You bring the interview to a close by summarizing the main points that have been discussed, and you suggest that it would be beneficial to everyone to also start planning for the next few months so that the family can have the opportunity to discuss their options. You agree to return next week after team review to discuss the options for intervention with them. All of the family members want to be present, and Mrs. Yamamoto suggests that it may be better to make a separate time to meet with May and her support worker, as she will need to have more time to understand the issues.
Lime View is a middle class suburb within the Health District that is served by your organization. There is a mixture of houses and units with good access to transport – trains and buses that run to the university and into the city. There are predominantly white collar workers, academics and some shared student households resident in the area. There are also some more elderly residents who are gradually moving away to units and age care accommodation.

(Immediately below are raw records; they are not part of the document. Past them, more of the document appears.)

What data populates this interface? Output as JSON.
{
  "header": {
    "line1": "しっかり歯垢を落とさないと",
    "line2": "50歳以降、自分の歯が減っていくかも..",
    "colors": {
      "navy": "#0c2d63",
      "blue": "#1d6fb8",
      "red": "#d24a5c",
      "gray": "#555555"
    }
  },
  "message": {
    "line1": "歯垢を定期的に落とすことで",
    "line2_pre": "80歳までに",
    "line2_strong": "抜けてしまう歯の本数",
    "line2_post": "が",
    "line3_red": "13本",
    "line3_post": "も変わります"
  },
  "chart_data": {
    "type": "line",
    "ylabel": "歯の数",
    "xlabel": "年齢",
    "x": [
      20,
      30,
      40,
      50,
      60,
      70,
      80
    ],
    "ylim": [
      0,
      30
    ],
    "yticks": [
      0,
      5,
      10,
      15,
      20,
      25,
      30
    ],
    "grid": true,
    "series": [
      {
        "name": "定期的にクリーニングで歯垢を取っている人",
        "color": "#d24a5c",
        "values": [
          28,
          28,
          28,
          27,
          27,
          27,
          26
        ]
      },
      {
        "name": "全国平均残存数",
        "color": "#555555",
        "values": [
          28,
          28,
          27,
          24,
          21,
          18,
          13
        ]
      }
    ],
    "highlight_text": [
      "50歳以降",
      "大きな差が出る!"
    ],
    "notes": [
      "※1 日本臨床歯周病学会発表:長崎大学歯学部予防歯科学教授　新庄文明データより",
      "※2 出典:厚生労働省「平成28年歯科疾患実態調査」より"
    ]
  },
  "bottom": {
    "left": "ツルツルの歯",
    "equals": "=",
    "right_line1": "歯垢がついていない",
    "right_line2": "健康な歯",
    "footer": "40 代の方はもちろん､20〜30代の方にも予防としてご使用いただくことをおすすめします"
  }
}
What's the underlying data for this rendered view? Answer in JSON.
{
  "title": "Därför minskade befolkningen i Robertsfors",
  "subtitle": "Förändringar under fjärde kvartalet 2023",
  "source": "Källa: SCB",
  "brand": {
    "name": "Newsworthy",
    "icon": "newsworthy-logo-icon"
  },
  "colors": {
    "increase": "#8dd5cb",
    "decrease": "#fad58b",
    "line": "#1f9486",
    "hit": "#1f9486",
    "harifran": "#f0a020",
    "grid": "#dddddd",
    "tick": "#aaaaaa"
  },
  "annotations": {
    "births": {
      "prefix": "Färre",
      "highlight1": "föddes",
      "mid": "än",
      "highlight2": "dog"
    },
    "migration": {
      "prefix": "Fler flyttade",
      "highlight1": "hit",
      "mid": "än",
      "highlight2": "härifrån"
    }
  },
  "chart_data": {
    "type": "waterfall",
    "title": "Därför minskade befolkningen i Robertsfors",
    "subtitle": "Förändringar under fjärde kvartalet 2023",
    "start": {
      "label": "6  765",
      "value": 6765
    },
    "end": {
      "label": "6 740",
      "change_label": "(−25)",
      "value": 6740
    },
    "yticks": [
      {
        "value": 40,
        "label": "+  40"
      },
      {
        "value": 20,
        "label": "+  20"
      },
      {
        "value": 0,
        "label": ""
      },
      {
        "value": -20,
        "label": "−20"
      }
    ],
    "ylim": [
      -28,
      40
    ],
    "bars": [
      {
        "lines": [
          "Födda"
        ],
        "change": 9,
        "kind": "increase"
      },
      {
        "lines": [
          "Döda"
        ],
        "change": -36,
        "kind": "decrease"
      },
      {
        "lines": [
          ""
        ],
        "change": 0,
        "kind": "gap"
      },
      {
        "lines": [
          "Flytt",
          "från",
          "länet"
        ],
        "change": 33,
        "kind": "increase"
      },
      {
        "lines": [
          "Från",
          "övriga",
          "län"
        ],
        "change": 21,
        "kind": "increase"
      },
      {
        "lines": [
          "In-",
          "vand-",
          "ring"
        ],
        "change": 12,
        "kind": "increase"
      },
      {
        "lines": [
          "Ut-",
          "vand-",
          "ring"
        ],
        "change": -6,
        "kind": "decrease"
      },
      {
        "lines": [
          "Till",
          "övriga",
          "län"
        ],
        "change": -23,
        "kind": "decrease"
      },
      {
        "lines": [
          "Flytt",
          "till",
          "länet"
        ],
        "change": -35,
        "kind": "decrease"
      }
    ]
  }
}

The infrastructure in Lime View is dense it includes two major shopping centres and small local shops that are accessible by bus and train. The local shops include a newsagent, bakery, butcher, fruit and vegetable shop, delicatessen, chemist, general practitioner, dentist and a general grocery store. The area is well served by government agencies including your Community Health Centre, Child Health Service, Child and Youth Mental Health Service, Aged Care Services inclusive of home help for cleaning and shopping, Domiciliary Nursing Care Services (visiting nurses who assist with daily living – bathing, medication, wound management) and Non-government welfare services – Lifeline, Salvation Army, Red Cross and St. Vincent de Paul. There are local sporting clubs including soccer, tennis and swimming, and cinemas in the shopping complexes. There is a local government funded Neighbourhood Centre which supports Meals-on-Wheels and actively supports other community programs such as play groups, after school care and holiday programs and a mobile library and day program for disabled and elderly residents. There is a Citizen’s Advice Bureau and Legal Service, which is funded by the Commonwealth Government’s Community Legal Services Program, and a local government grant program to provide free face-to-face information about legal matters and possible avenues of action. There is a palliative care unit in the local area which maintains 20 beds and has a community team that supports the management of terminal conditions for patients who remain at home and transfer into the unit at the end stage if necessary.

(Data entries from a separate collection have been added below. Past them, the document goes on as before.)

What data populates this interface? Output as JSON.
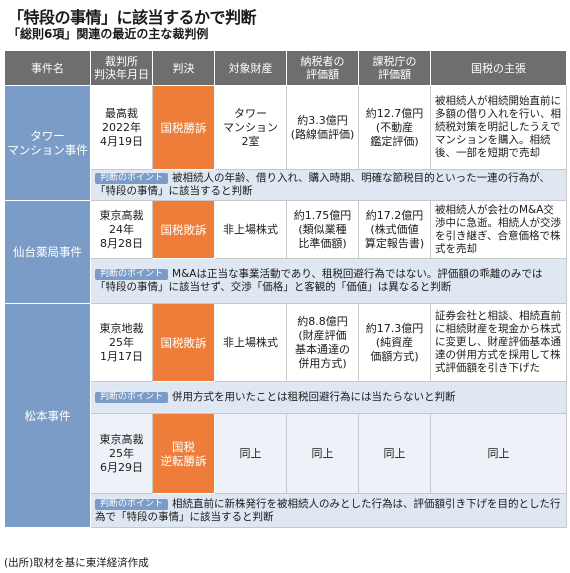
{
  "title": "「特段の事情」に該当するかで判断",
  "subtitle": "「総則6項」関連の最近の主な裁判例",
  "source": "(出所)取材を基に東洋経済作成",
  "headers": [
    "事件名",
    "裁判所\n判決年月日",
    "判決",
    "対象財産",
    "納税者の\n評価額",
    "課税庁の\n評価額",
    "国税の主張"
  ],
  "point_label": "判断のポイント",
  "cases": [
    {
      "name": "タワー\nマンション事件",
      "court": "最高裁\n2022年\n4月19日",
      "verdict": "国税勝訴",
      "asset": "タワー\nマンション\n2室",
      "taxpayer": "約3.3億円\n(路線価評価)",
      "authority": "約12.7億円\n(不動産\n鑑定評価)",
      "claim": "被相続人が相続開始直前に多額の借り入れを行い、相続税対策を明記したうえでマンションを購入。相続後、一部を短期で売却",
      "point": "被相続人の年齢、借り入れ、購入時期、明確な節税目的といった一連の行為が、「特段の事情」に該当すると判断"
    },
    {
      "name": "仙台薬局事件",
      "court": "東京高裁\n24年\n8月28日",
      "verdict": "国税敗訴",
      "asset": "非上場株式",
      "taxpayer": "約1.75億円\n(類似業種\n比準価額)",
      "authority": "約17.2億円\n(株式価値\n算定報告書)",
      "claim": "被相続人が会社のM&A交渉中に急逝。相続人が交渉を引き継ぎ、合意価格で株式を売却",
      "point": "M&Aは正当な事業活動であり、租税回避行為ではない。評価額の乖離のみでは「特段の事情」に該当せず、交渉「価格」と客観的「価値」は異なると判断"
    },
    {
      "name": "松本事件",
      "court": "東京地裁\n25年\n1月17日",
      "verdict": "国税敗訴",
      "asset": "非上場株式",
      "taxpayer": "約8.8億円\n(財産評価\n基本通達の\n併用方式)",
      "authority": "約17.3億円\n(純資産\n価額方式)",
      "claim": "証券会社と相談、相続直前に相続財産を現金から株式に変更し、財産評価基本通達の併用方式を採用して株式評価額を引き下げた",
      "point": "併用方式を用いたことは租税回避行為には当たらないと判断"
    },
    {
      "court": "東京高裁\n25年\n6月29日",
      "verdict": "国税\n逆転勝訴",
      "asset": "同上",
      "taxpayer": "同上",
      "authority": "同上",
      "claim": "同上",
      "point": "相続直前に新株発行を被相続人のみとした行為は、評価額引き下げを目的とした行為で「特段の事情」に該当すると判断"
    }
  ]
}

The university and a number of private and public secondary schools are located within the area or in adjacent suburbs. These institutions also have student counselling services (university), and school nurses and school guidance counsellors (schools).
The majority of the residents are Anglo-Australian, however there is a population of international residents who study or work at the university but tend to be transitory – leaving after contracts or courses have been completed.

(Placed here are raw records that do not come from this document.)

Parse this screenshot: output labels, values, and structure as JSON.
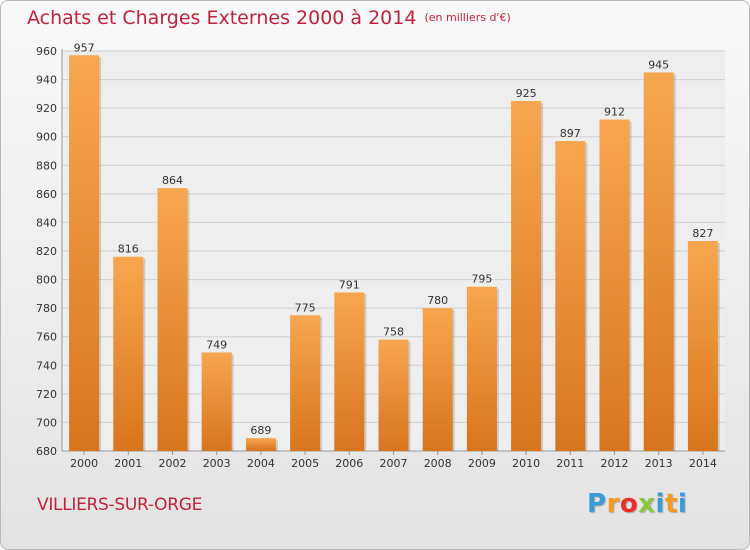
{
  "header": {
    "title": "Achats et Charges Externes 2000 à 2014",
    "unit": "(en milliers d'€)"
  },
  "footer": {
    "city": "VILLIERS-SUR-ORGE",
    "logo_letters": [
      "P",
      "r",
      "o",
      "x",
      "i",
      "t",
      "i"
    ],
    "logo_colors": [
      "#3a9bd8",
      "#f39a1f",
      "#e8302c",
      "#8cc63f",
      "#3a9bd8",
      "#f39a1f",
      "#3a9bd8"
    ]
  },
  "colors": {
    "bar_top": "#f7a64f",
    "bar_bottom": "#d8751e",
    "grid": "#d0d0d0",
    "axis_text": "#333333",
    "title": "#c0223c"
  },
  "chart_data": {
    "type": "bar",
    "title": "Achats et Charges Externes 2000 à 2014",
    "subtitle": "(en milliers d'€)",
    "categories": [
      "2000",
      "2001",
      "2002",
      "2003",
      "2004",
      "2005",
      "2006",
      "2007",
      "2008",
      "2009",
      "2010",
      "2011",
      "2012",
      "2013",
      "2014"
    ],
    "values": [
      957,
      816,
      864,
      749,
      689,
      775,
      791,
      758,
      780,
      795,
      925,
      897,
      912,
      945,
      827
    ],
    "ylim": [
      680,
      960
    ],
    "yticks": [
      680,
      700,
      720,
      740,
      760,
      780,
      800,
      820,
      840,
      860,
      880,
      900,
      920,
      940,
      960
    ],
    "grid": true,
    "xlabel": "",
    "ylabel": ""
  }
}
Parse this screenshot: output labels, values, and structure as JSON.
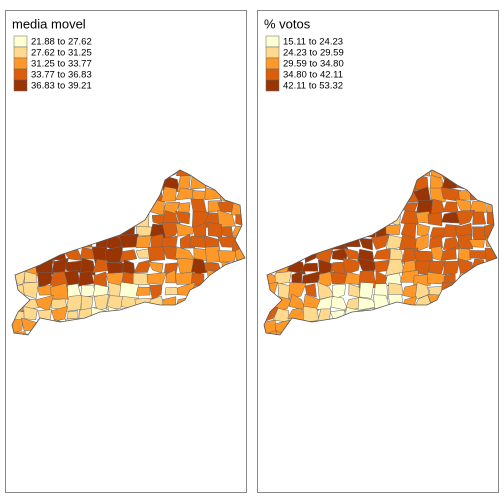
{
  "panels": [
    {
      "title": "media movel",
      "legend": [
        {
          "label": "21.88 to 27.62",
          "color": "#ffffd4"
        },
        {
          "label": "27.62 to 31.25",
          "color": "#fed98e"
        },
        {
          "label": "31.25 to 33.77",
          "color": "#fe9929"
        },
        {
          "label": "33.77 to 36.83",
          "color": "#d95f0e"
        },
        {
          "label": "36.83 to 39.21",
          "color": "#993404"
        }
      ]
    },
    {
      "title": "% votos",
      "legend": [
        {
          "label": "15.11 to 24.23",
          "color": "#ffffd4"
        },
        {
          "label": "24.23 to 29.59",
          "color": "#fed98e"
        },
        {
          "label": "29.59 to 34.80",
          "color": "#fe9929"
        },
        {
          "label": "34.80 to 42.11",
          "color": "#d95f0e"
        },
        {
          "label": "42.11 to 53.32",
          "color": "#993404"
        }
      ]
    }
  ]
}
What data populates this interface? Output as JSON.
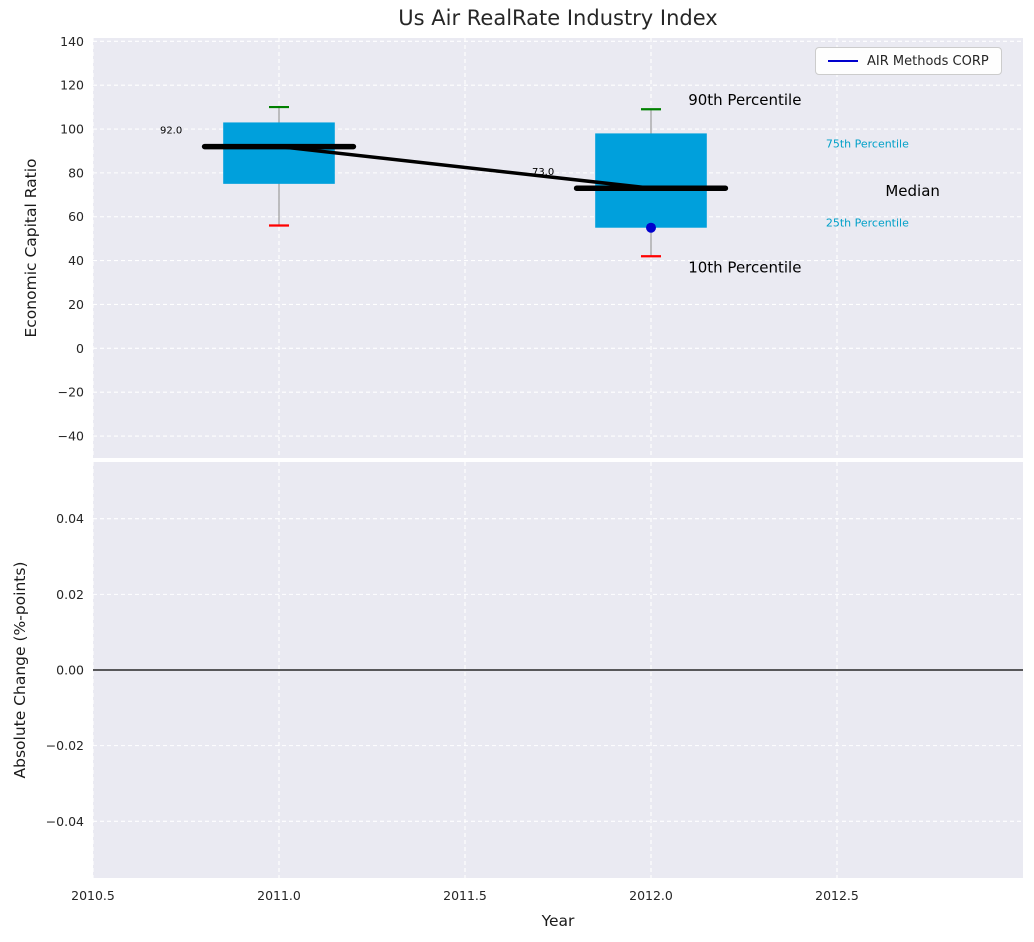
{
  "chart_data": [
    {
      "type": "boxplot",
      "title": "Us Air RealRate Industry Index",
      "ylabel": "Economic Capital Ratio",
      "xlabel": "",
      "ylim": [
        -50,
        141.5
      ],
      "xlim": [
        2010.5,
        2013.0
      ],
      "grid": true,
      "legend_label": "AIR Methods CORP",
      "legend_position": "upper right",
      "yticks": [
        {
          "v": 140,
          "label": "140"
        },
        {
          "v": 120,
          "label": "120"
        },
        {
          "v": 100,
          "label": "100"
        },
        {
          "v": 80,
          "label": "80"
        },
        {
          "v": 60,
          "label": "60"
        },
        {
          "v": 40,
          "label": "40"
        },
        {
          "v": 20,
          "label": "20"
        },
        {
          "v": 0,
          "label": "0"
        },
        {
          "v": -20,
          "label": "−20"
        },
        {
          "v": -40,
          "label": "−40"
        }
      ],
      "xticks": [
        {
          "v": 2010.5,
          "label": "2010.5"
        },
        {
          "v": 2011.0,
          "label": "2011.0"
        },
        {
          "v": 2011.5,
          "label": "2011.5"
        },
        {
          "v": 2012.0,
          "label": "2012.0"
        },
        {
          "v": 2012.5,
          "label": "2012.5"
        }
      ],
      "show_x_tick_labels": false,
      "boxes": [
        {
          "x": 2011,
          "p10": 56,
          "p25": 75,
          "median": 92,
          "p75": 103,
          "p90": 110,
          "median_label": "92.0"
        },
        {
          "x": 2012,
          "p10": 42,
          "p25": 55,
          "median": 73,
          "p75": 98,
          "p90": 109,
          "median_label": "73.0"
        }
      ],
      "median_line": [
        [
          2011,
          92
        ],
        [
          2012,
          73
        ]
      ],
      "company_point": {
        "x": 2012,
        "y": 55,
        "series": "AIR Methods CORP"
      },
      "annotations": [
        {
          "text": "90th Percentile",
          "x": 2012.1,
          "y": 111.0,
          "color": "#000000",
          "size": 15
        },
        {
          "text": "75th Percentile",
          "x": 2012.47,
          "y": 91.5,
          "color": "#00a0c8",
          "size": 11
        },
        {
          "text": "Median",
          "x": 2012.63,
          "y": 69.5,
          "color": "#000000",
          "size": 15
        },
        {
          "text": "25th Percentile",
          "x": 2012.47,
          "y": 55.5,
          "color": "#00a0c8",
          "size": 11
        },
        {
          "text": "10th Percentile",
          "x": 2012.1,
          "y": 34.5,
          "color": "#000000",
          "size": 15
        }
      ]
    },
    {
      "type": "line",
      "title": "",
      "ylabel": "Absolute Change (%-points)",
      "xlabel": "Year",
      "ylim": [
        -0.055,
        0.055
      ],
      "xlim": [
        2010.5,
        2013.0
      ],
      "grid": true,
      "yticks": [
        {
          "v": 0.04,
          "label": "0.04"
        },
        {
          "v": 0.02,
          "label": "0.02"
        },
        {
          "v": 0.0,
          "label": "0.00"
        },
        {
          "v": -0.02,
          "label": "−0.02"
        },
        {
          "v": -0.04,
          "label": "−0.04"
        }
      ],
      "xticks": [
        {
          "v": 2010.5,
          "label": "2010.5"
        },
        {
          "v": 2011.0,
          "label": "2011.0"
        },
        {
          "v": 2011.5,
          "label": "2011.5"
        },
        {
          "v": 2012.0,
          "label": "2012.0"
        },
        {
          "v": 2012.5,
          "label": "2012.5"
        }
      ],
      "show_x_tick_labels": true,
      "zero_line": 0.0,
      "series": []
    }
  ],
  "colors": {
    "plot_bg": "#eaeaf2",
    "grid": "#ffffff",
    "tick_text": "#262626",
    "title_text": "#262626",
    "box_fill": "#00a0dc",
    "whisker": "#9c9c9c",
    "cap_90th": "#008000",
    "cap_10th": "#ff0000",
    "median": "#000000",
    "connector": "#000000",
    "company_dot": "#0000cd",
    "legend_line": "#0000cd",
    "zero_line": "#000000"
  }
}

- You are required to develop a Psycho-Social Assessment and Intervention Plan from a generalist social work perspective
- You are required to refer to the literature and reference to support your assessment and intervention plan where appropriate (this variation in report writing style is included as this is an asses sable academic learning exercise designed to increase your knowledge and skill
- You are required to develop a separate intervention plan although assessment and intervention can be entwined the focus of this task is on demonstrating your assessment skills and ability to translate the key issues into intervention goals. The Psycho-Social Report should conclude with a formulation paragraph which contains the key information/issues which will be the basis for developing the intervention plan. (Please note that social work practice is inclusive and intervention planning should be done collaboratively with your client to develop agreed upon goals of intervention – this will be assumed for this task).